For the last six decades, insurance companies have enjoyed immunity from federal anti-trust investigation and prosecution. On February 15th of this year, Senator Leahy (D. Vermont) announced a bipartisan bill that would give the Department of Justice and the Federal Trade Commission the authority to apply antitrust laws to anti-competitive behavior by insurance companies. The insurance industry and its practices have come under serious scrutiny along the Gulf Coast in the wake of Hurricanes Katrina and Rita, said Leahy, who has raised concerns that insurers have been denying claims and delaying payouts to residents along the Gulf Coast instead of honoring their contractual commitments to their customers and helping rebuild that region.

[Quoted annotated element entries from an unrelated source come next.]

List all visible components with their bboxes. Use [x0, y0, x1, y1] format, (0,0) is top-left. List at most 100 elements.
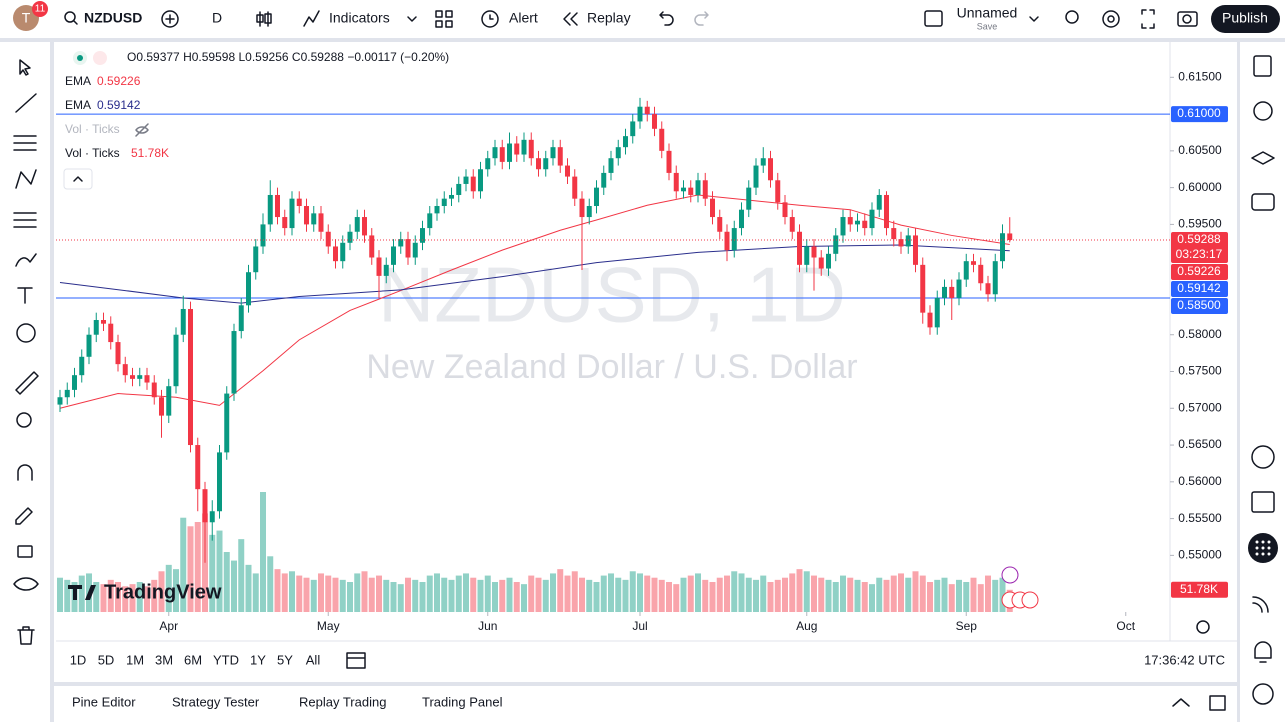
indicators-icon	[303, 10, 320, 27]
indicators-button[interactable]: Indicators	[303, 10, 390, 27]
volume-bar	[745, 577, 752, 612]
symbol: NZDUSD	[84, 10, 142, 26]
quick-search-button[interactable]	[1065, 10, 1079, 24]
collapse-legend-button[interactable]	[63, 168, 93, 190]
volume-bar	[419, 582, 426, 612]
hidden-volume-legend[interactable]: Vol · Ticks	[65, 122, 120, 136]
undo-button[interactable]	[659, 11, 674, 26]
alert-button[interactable]: Alert	[481, 10, 538, 28]
help-button[interactable]	[1252, 683, 1274, 705]
x-tick-label: Jul	[632, 619, 647, 633]
y-tick-label: 0.57500	[1178, 364, 1222, 378]
replay-button[interactable]: Replay	[563, 10, 631, 26]
volume-bar	[869, 584, 875, 612]
visibility-tool[interactable]	[13, 577, 39, 591]
ema-legend[interactable]: EMA	[65, 98, 91, 112]
volume-legend[interactable]: Vol · Ticks	[65, 146, 120, 160]
timeframe-button[interactable]: 5D	[98, 652, 115, 667]
volume-bar	[999, 577, 1006, 612]
alerts-button[interactable]	[1253, 101, 1273, 121]
volume-bar	[651, 577, 658, 612]
axis-settings-button[interactable]	[1196, 620, 1210, 634]
ideas-button[interactable]	[1252, 596, 1269, 613]
timeframe-button[interactable]: 3M	[155, 652, 173, 667]
products-icon	[1255, 540, 1271, 556]
watchlist-button[interactable]	[1253, 55, 1272, 77]
indicators-menu[interactable]	[407, 16, 417, 22]
settings-button[interactable]	[1102, 10, 1120, 28]
event-marker[interactable]	[1001, 566, 1019, 584]
magnet-tool[interactable]	[17, 464, 33, 481]
volume-bar	[165, 564, 172, 612]
panel-tab[interactable]: Pine Editor	[72, 694, 136, 709]
badge-count: 11	[35, 4, 46, 15]
layouts-button[interactable]	[435, 10, 453, 28]
brush-tool[interactable]	[15, 253, 37, 267]
drawing-mode-tool[interactable]	[15, 507, 33, 525]
volume-legend-value: 51.78K	[131, 146, 169, 160]
volume-bar	[854, 579, 861, 612]
date-range-button[interactable]	[346, 652, 366, 669]
candle-body	[666, 150, 672, 173]
redo-button[interactable]	[694, 11, 709, 26]
panel-tab[interactable]: Trading Panel	[422, 694, 503, 709]
trend-line-tool[interactable]	[15, 93, 37, 113]
layout-menu[interactable]	[1029, 16, 1039, 22]
search-icon	[64, 11, 76, 23]
lock-tool[interactable]	[17, 545, 33, 558]
volume-bar	[680, 577, 687, 612]
candle-body	[166, 386, 172, 416]
notifications-button[interactable]	[1254, 641, 1272, 663]
delete-tool[interactable]	[17, 626, 35, 645]
ema-legend[interactable]: EMA	[65, 74, 91, 88]
interval-button[interactable]: D	[212, 10, 222, 26]
timeframe-button[interactable]: 1M	[126, 652, 144, 667]
y-tick-label: 0.56500	[1178, 437, 1222, 451]
candle-body	[789, 217, 795, 232]
hidden-icon[interactable]	[135, 123, 149, 137]
clock[interactable]: 17:36:42 UTC	[1144, 652, 1225, 667]
account-button[interactable]: T 11	[13, 1, 48, 31]
timeframe-button[interactable]: All	[306, 652, 321, 667]
zoom-tool[interactable]	[16, 412, 32, 428]
candle-body	[746, 187, 752, 210]
timeframe-button[interactable]: 6M	[184, 652, 202, 667]
panel-layout-button[interactable]	[1209, 695, 1226, 711]
symbol-search[interactable]: NZDUSD	[64, 10, 142, 26]
panel-tab[interactable]: Strategy Tester	[172, 694, 260, 709]
pattern-tool[interactable]	[15, 169, 37, 189]
icon-tool[interactable]	[16, 323, 36, 343]
cursor-tool[interactable]	[19, 59, 31, 76]
forecast-tool[interactable]	[13, 212, 37, 228]
timeframe-button[interactable]: YTD	[213, 652, 239, 667]
candle-body	[971, 261, 976, 265]
chats-button[interactable]	[1251, 193, 1275, 211]
volume-bar	[731, 571, 738, 612]
layout-icon[interactable]	[924, 10, 943, 27]
text-tool[interactable]	[17, 287, 33, 304]
candle-body	[478, 169, 483, 192]
timeframe-button[interactable]: 1Y	[250, 652, 266, 667]
plot-area	[56, 97, 1170, 612]
fib-tool[interactable]	[13, 135, 37, 151]
panel-tab[interactable]: Replay Trading	[299, 694, 386, 709]
fullscreen-button[interactable]	[1141, 9, 1155, 29]
publish-button[interactable]: Publish	[1211, 5, 1280, 33]
layout-name-button[interactable]: Unnamed Save	[957, 5, 1018, 32]
volume-bar	[281, 573, 288, 612]
layers-button[interactable]	[1251, 151, 1275, 165]
y-tick-label: 0.59500	[1178, 217, 1222, 231]
volume-bar	[492, 582, 498, 612]
event-marker[interactable]	[1021, 591, 1039, 609]
calendar-button[interactable]	[1251, 491, 1275, 513]
timeframe-button[interactable]: 5Y	[277, 652, 293, 667]
timeframe-button[interactable]: 1D	[70, 652, 87, 667]
maximize-panel-button[interactable]	[1172, 698, 1190, 707]
tech-button[interactable]	[1251, 445, 1275, 469]
screenshot-button[interactable]	[1177, 11, 1198, 27]
compare-button[interactable]	[161, 10, 179, 28]
candle-body	[768, 158, 773, 181]
volume-bar	[376, 575, 382, 612]
measure-tool[interactable]	[15, 371, 39, 395]
candle-body	[456, 183, 462, 195]
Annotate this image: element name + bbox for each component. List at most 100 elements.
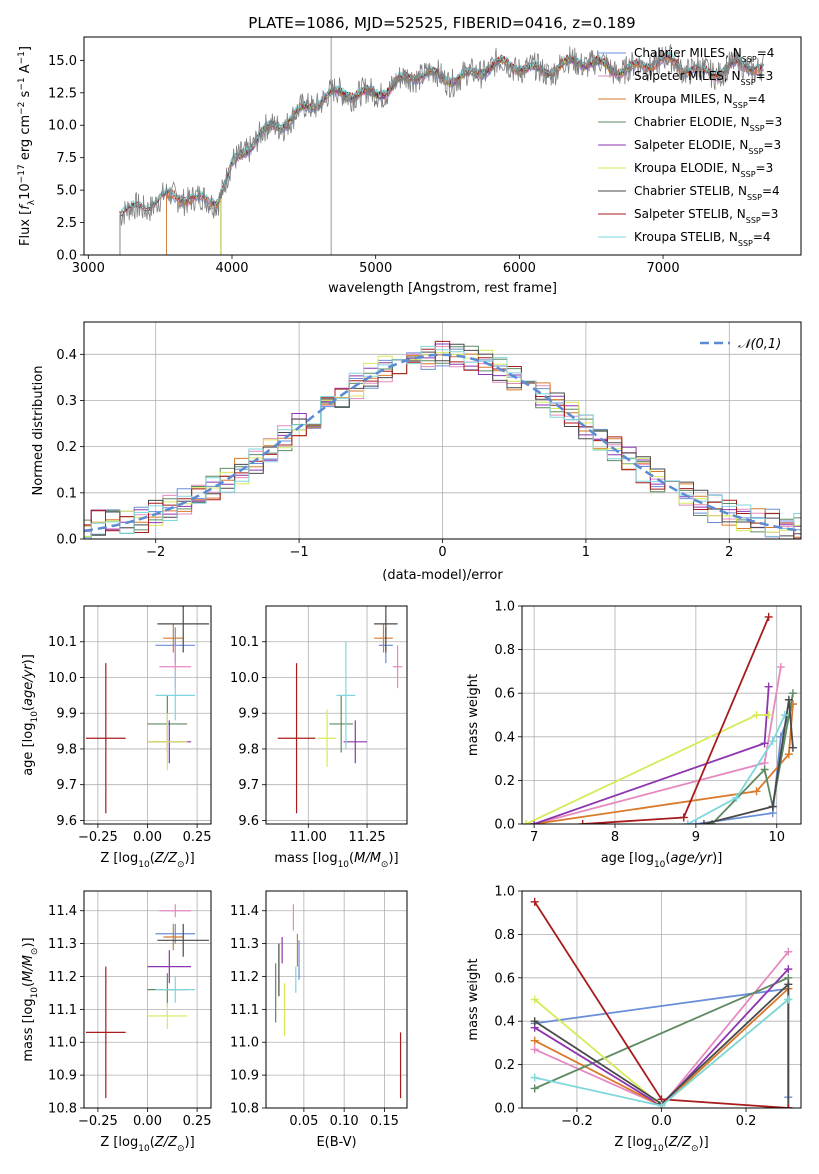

The concern of our legislators in introducing this bill is that by allowing the insurance industry to avoid the scrutiny of anti-trust regulation, this has led to price fixing, agreements not to pay, and market allocations. Americans rely on insurance, and they have the right to be confident that the cost of their insurance, and the decisions by their insurance carriers about which claims will be paid, reflect competitive market conditions, and not private agreements among major insurance companies to deny groups of claims.

Senator Trent Lott, not normally associated with issues such as consumer protection, noted: “One thing I learned coming out of Katrina is that the insurance industry is not subject to antitrust laws,” Senator Lott said. “I’ve looked at the history, and there’s no explanation for why that is – for why antitrust and price fixing in this industry are not covered by the federal government. In this regard, two of the area’s biggest home insurers – Allstate and State Farm – are moving out and abandoning the area. They are not moving out because the companies have hit on hard times — State Farm profits increased 65% in 2006 with earnings of $5.3 billion and Allstate’s 2006 profits rose to a record $5 billion, nearly tripling its profits from the year before.


In summary, this writer strongly supports The Insurance Industry Competition Act, which would repeal the anti-trust exemption afforded to insurance companies and give the Department of Justice and the Federal Trade Commission the authority to apply the antitrust laws to anticompetitive behavior by insurance companies. This is a measure whose time is long overdue.